Our results must be interpreted with caution. NeuroCog FX is possibly not sensitive enough to detect subtle neurocognitive impairment. Nevertheless, it reportedly was sensitive in other brain tumor trials [45, 46] and was compared to established neuropsychological testing [34]. As patients with radiation plans were recruited predominantly in one center, we further cannot exclude the possibility of a confounding effect of study site. However, data collection of the whole cohort was nearly equally distributed across centers and did not reveal significant impairments due to multimodal tumor-directed treatment. Of the 280 patients initially included, we prospectively followed only 71 patients (Fig. 1). Hence, we cannot exclude the possibility that we report on a positive selection.

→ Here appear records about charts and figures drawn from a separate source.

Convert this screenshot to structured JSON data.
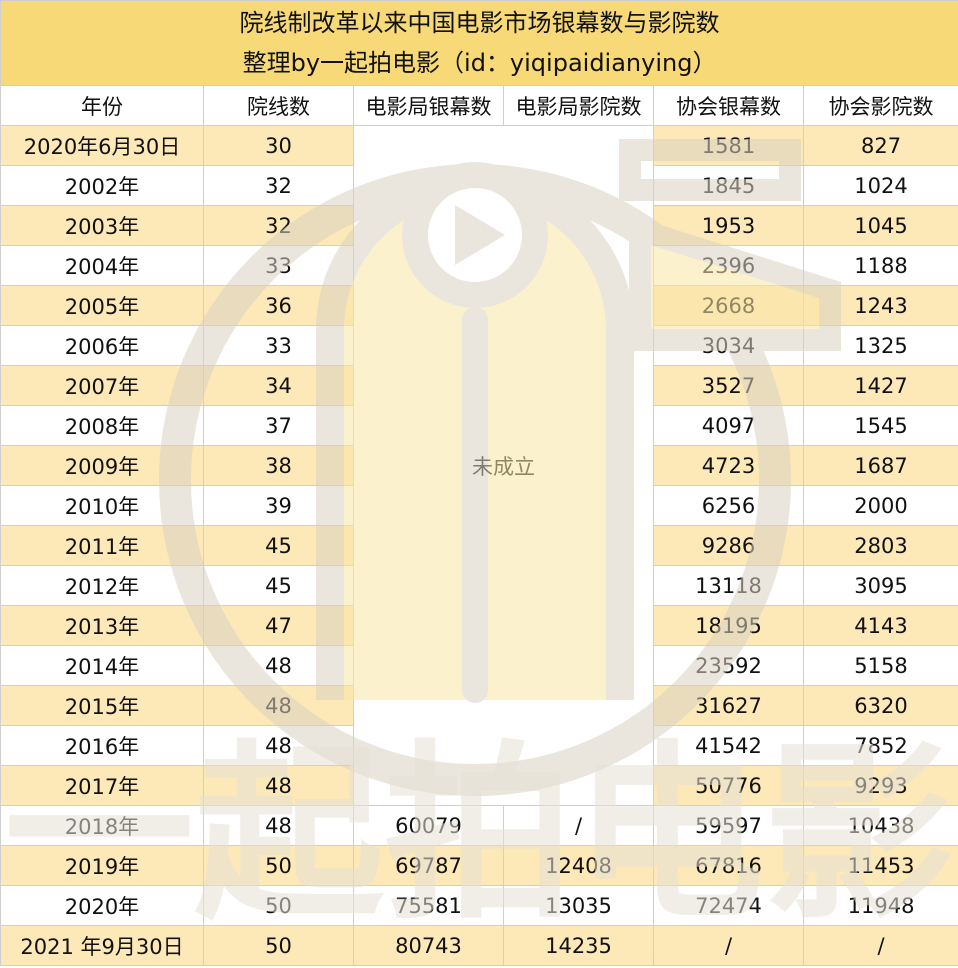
{
  "title": {
    "line1": "院线制改革以来中国电影市场银幕数与影院数",
    "line2": "整理by一起拍电影（id：yiqipaidianying）"
  },
  "columns": [
    "年份",
    "院线数",
    "电影局银幕数",
    "电影局影院数",
    "协会银幕数",
    "协会影院数"
  ],
  "merged_note": "未成立",
  "rows": [
    {
      "year": "2020年6月30日",
      "chains": "30",
      "bureau_screens": "",
      "bureau_cinemas": "",
      "assoc_screens": "1581",
      "assoc_cinemas": "827"
    },
    {
      "year": "2002年",
      "chains": "32",
      "bureau_screens": "",
      "bureau_cinemas": "",
      "assoc_screens": "1845",
      "assoc_cinemas": "1024"
    },
    {
      "year": "2003年",
      "chains": "32",
      "bureau_screens": "",
      "bureau_cinemas": "",
      "assoc_screens": "1953",
      "assoc_cinemas": "1045"
    },
    {
      "year": "2004年",
      "chains": "33",
      "bureau_screens": "",
      "bureau_cinemas": "",
      "assoc_screens": "2396",
      "assoc_cinemas": "1188"
    },
    {
      "year": "2005年",
      "chains": "36",
      "bureau_screens": "",
      "bureau_cinemas": "",
      "assoc_screens": "2668",
      "assoc_cinemas": "1243"
    },
    {
      "year": "2006年",
      "chains": "33",
      "bureau_screens": "",
      "bureau_cinemas": "",
      "assoc_screens": "3034",
      "assoc_cinemas": "1325"
    },
    {
      "year": "2007年",
      "chains": "34",
      "bureau_screens": "",
      "bureau_cinemas": "",
      "assoc_screens": "3527",
      "assoc_cinemas": "1427"
    },
    {
      "year": "2008年",
      "chains": "37",
      "bureau_screens": "",
      "bureau_cinemas": "",
      "assoc_screens": "4097",
      "assoc_cinemas": "1545"
    },
    {
      "year": "2009年",
      "chains": "38",
      "bureau_screens": "",
      "bureau_cinemas": "",
      "assoc_screens": "4723",
      "assoc_cinemas": "1687"
    },
    {
      "year": "2010年",
      "chains": "39",
      "bureau_screens": "",
      "bureau_cinemas": "",
      "assoc_screens": "6256",
      "assoc_cinemas": "2000"
    },
    {
      "year": "2011年",
      "chains": "45",
      "bureau_screens": "",
      "bureau_cinemas": "",
      "assoc_screens": "9286",
      "assoc_cinemas": "2803"
    },
    {
      "year": "2012年",
      "chains": "45",
      "bureau_screens": "",
      "bureau_cinemas": "",
      "assoc_screens": "13118",
      "assoc_cinemas": "3095"
    },
    {
      "year": "2013年",
      "chains": "47",
      "bureau_screens": "",
      "bureau_cinemas": "",
      "assoc_screens": "18195",
      "assoc_cinemas": "4143"
    },
    {
      "year": "2014年",
      "chains": "48",
      "bureau_screens": "",
      "bureau_cinemas": "",
      "assoc_screens": "23592",
      "assoc_cinemas": "5158"
    },
    {
      "year": "2015年",
      "chains": "48",
      "bureau_screens": "",
      "bureau_cinemas": "",
      "assoc_screens": "31627",
      "assoc_cinemas": "6320"
    },
    {
      "year": "2016年",
      "chains": "48",
      "bureau_screens": "",
      "bureau_cinemas": "",
      "assoc_screens": "41542",
      "assoc_cinemas": "7852"
    },
    {
      "year": "2017年",
      "chains": "48",
      "bureau_screens": "",
      "bureau_cinemas": "",
      "assoc_screens": "50776",
      "assoc_cinemas": "9293"
    },
    {
      "year": "2018年",
      "chains": "48",
      "bureau_screens": "60079",
      "bureau_cinemas": "/",
      "assoc_screens": "59597",
      "assoc_cinemas": "10438"
    },
    {
      "year": "2019年",
      "chains": "50",
      "bureau_screens": "69787",
      "bureau_cinemas": "12408",
      "assoc_screens": "67816",
      "assoc_cinemas": "11453"
    },
    {
      "year": "2020年",
      "chains": "50",
      "bureau_screens": "75581",
      "bureau_cinemas": "13035",
      "assoc_screens": "72474",
      "assoc_cinemas": "11948"
    },
    {
      "year": "2021 年9月30日",
      "chains": "50",
      "bureau_screens": "80743",
      "bureau_cinemas": "14235",
      "assoc_screens": "/",
      "assoc_cinemas": "/"
    }
  ],
  "watermark_text": "一起拍电影",
  "colors": {
    "title_bg": "#f8d977",
    "highlight_bg": "#fde9b8",
    "grid_line": "#cfcfcf",
    "watermark": "#e6e1d6",
    "logo_yellow": "#fbe6a6"
  }
}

Patients who refuse to participate may be in a clinically worse (neurocognitive) condition. Nevertheless, only 9.3% of our sample refused to participate and this limitation might be inherent for prospective studies spanning multiple years. Additionally, due to limited number of patients with RT plans available, we were unable to perform subgroup analyses on different tumor histology, presurgical tumor volume, tumor locations/hemispheres, varying radiation volumes and exact RT doses to the hippocampus. Furthermore in contrast to other research [47], besides formal cognitive test results the present study did not assess patients’ performance status over time, nor their professional and social activities such as resuming employment or hobbies, taking part in further education, maintaining social relationships, living independently or suffering from psychiatric illness, all aspects that define the human condition beyond formal cognitive tests. Finally, O6-methylguanine DNA methyltransferase (MGMT) promoter methylation was not uniformly assessed and isocitrate dehydrogenase (IDH) mutation status remains unknown for most patients, given the diagnostic classification based on WHO classification of 2000 [29] and 2007 [30]. This is attributable to the time period in which the study was conducted, and it is unlikely that having access to this information would provide further insight into the observations reported here, given that tumor genotype is not commonly associated with neurocognitive outcomes.

Besides these limitations the present study represents the first to serially follow a large number of adult glioma patients for up to 11 years by serial neuropsychological testing, QoL assessment and analyses of hippocampal RT dosage in association with neurocognition in a subgroup of patients with RT plans available. Although we might present the results of a positive selection of patients, gross impairment of neurocognition or QoL appears unlikely in adult glioma patients undergoing unilateral hippocampal RT in this very cohort. Although understanding of mechanisms of how RT ± ChT may or may not result in neurocognitive dysfunction in the long-term remains a matter of further investigation, the present study provides a hint that at least some patients tolerate these therapies without gross neurocognitive and QoL decline.